Por azares del destino, tuvo que posponer su visita a la casa vieja, se había quedado sin trabajo. Un sábado tras hacer cuentas de sus ahorros, se dio el gusto de ir. Cuando llegó, Bea lo recibió y le enseñó el lugar. Se trataba de una vieja casona en la colonia Roma, cerca del metro Chapultepec. Lo que sería el garage estaba ocupado con mesas y sillas de esas que proporciona la Coca Cola para los negocios de comida. Al lado izquierdo había lo que serían tres cuartos con ventanales de cristal y un medio baño. El primer cuarto que daba a la calle era utilizado como boutique, donde se vendían desde unas medias hasta ropa y zapatillas. El siguiente cuarto estaba ocupado por una “vidente” una mujer que leía las cartas y demás cosas esotéricas. El tercero era una especie de sala de tv donde se podían ver películas. Del lado derecho había una larga escalera que conducía a un piso superior en donde estaba un amplio espacio con unas mesas iguales a las de la entrada y al fondo una amplia cocina. Había un cuarto que estaba destinado como vestidor y un amplio baño con tres servicios, dos lavamanos, una regadera con tina.
También había dos cuartos más, uno que podía ser usado como “cuarto oscuro” y el otro destinado para eventos especiales.
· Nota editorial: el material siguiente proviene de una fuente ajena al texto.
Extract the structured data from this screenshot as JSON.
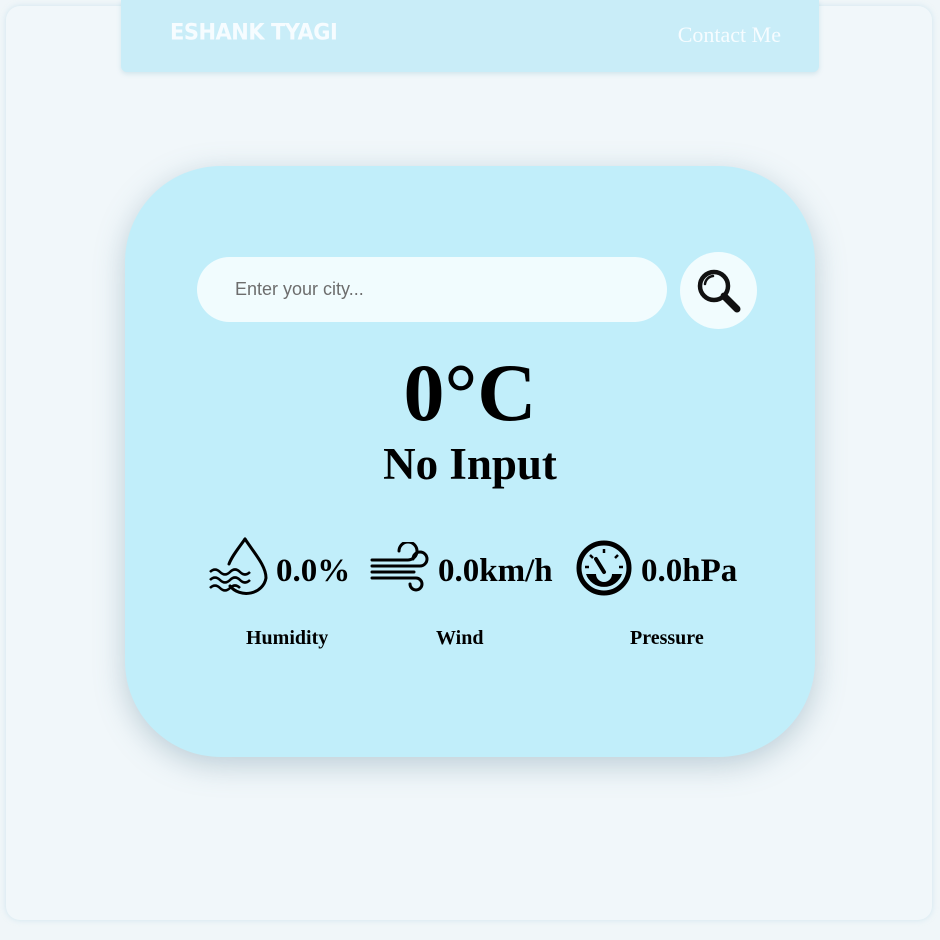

Ese sábado entre pláticas y conocer a otras chicas que asistían al lugar, al darse cuenta de la falta de personal le ayudó a Bea a atenderlas. Antes de despedirse, Bea le ofreció trabajo como encargada del lugar con un sueldo base más las propinas. Inmediatamente aceptó y empezó a trabajar desde el miércoles siguiente. Los miércoles y jueves el lugar abría a las 5 de la tarde y cerraba a las 11 de la noche, pero los viernes y sábados las jornadas eran largas pues había ocasiones en que se estaba cerrando a las dos o tres de la mañana.
Recordó que esa fue la mejor época de su vida como travesti, pues allí tuvo la oportunidad de estar vestida de miércoles a sábado todo el día y conociendo a muchas chicas, a quienes algunas veces orientaba en cuestiones de maquillaje y vestuario, al grado de ganarse el sobrenombre de “La Madre de las vestidas”.
El trabajo duro nueve meses. La casona había sido vendida a una empresa constructora y sería convertida en un edificio de departamentos. Se organizó una fiesta de despedida a la cual asistieron la mayoría de las chicas que allí se reunían, en total ese día había más de sesenta.
Se pintó los labios con un tono rojo fuego, se aplicó perfume, se puso unas zapatillas de tacón alto. Tomó su bolso, comprobó que estuvieran las llaves, los cigarros, el encendedor, su identificación y por qué no, uno condones por lo que se pudiera presentar.
Se arregló su larga cabellera. Se puso una gabardina, se observó en el espejo de cuerpo entero. Sí, es una travesti madurita y, como dicen, gordibuena, pero se ama. Salió a la calle en busca de un taxi. Ese día iría a una de las reuniones donde van algunas chicas y algunos admiradores.